Quero que o Deputado Sérgio Godinho, e ele sabe disso, seja Secretário. Terá o meu apoio, o meu aplauso; vou torcer por S.Exa. Mas S.Exa. não está sendo convidado para uma Secretaria para fazer um grande trabalho. Está indo para cooptar politicamente o futuro Deputado César Cim!

Esta é a engrenagem! E Santa Catarina não pode ficar sujeita a esse tipo de comportamento, ficando quietinha. Este é o papel de uma Oposição que vota com o Governo, quando tem que votar, que dá quórum para que o Governo aprove os seus projetos aqui na Assembléia Legislativa. Mas temos que alertar o Governo.

Santa Catarina não pode ficar parada, ela é forte.
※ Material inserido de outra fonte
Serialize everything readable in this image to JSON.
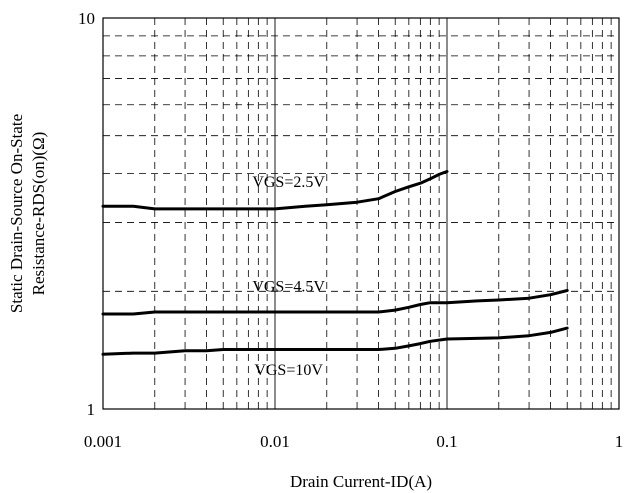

A sua economia é forte, mas não podemos ficar quatro anos parados, sem iniciativas, achando que as coisas andam por si só e que todo o estafe administrativo, agora ampliado para 40 e tantas Secretarias, façam somente política. Alguém tem que dar o tom administrativo neste Governo.

O Governador faz política, o vice diz que, agora, vai começar a fazer política. Então, eu quero saber quem vai trabalhar em Santa Catarina.

Vão gastar a graxa da economia, do potencial que o Estado tem. Até certo ponto o Estado agüenta, mas de certa altura em diante, não.

Faço esse registro para que sirva para alguma coisa, porque quem sou eu para ter a pretensão de querer corrigir os rumos. Mas aquela história, muitas vezes o recado de um Deputado de Oposição, pode bater na cabeça do Governante e ele acaba fazendo uma reflexão. Não tenho a intenção nesse depoimento de criticar quem esteja indo para as Secretarias. Aplaudo todos. Agora, a forma de como se está fazendo em Santa Catarina não tem outra palavra que não seja cooptação política.

Muito obrigado!

(SEM REVISÃO DO ORADOR)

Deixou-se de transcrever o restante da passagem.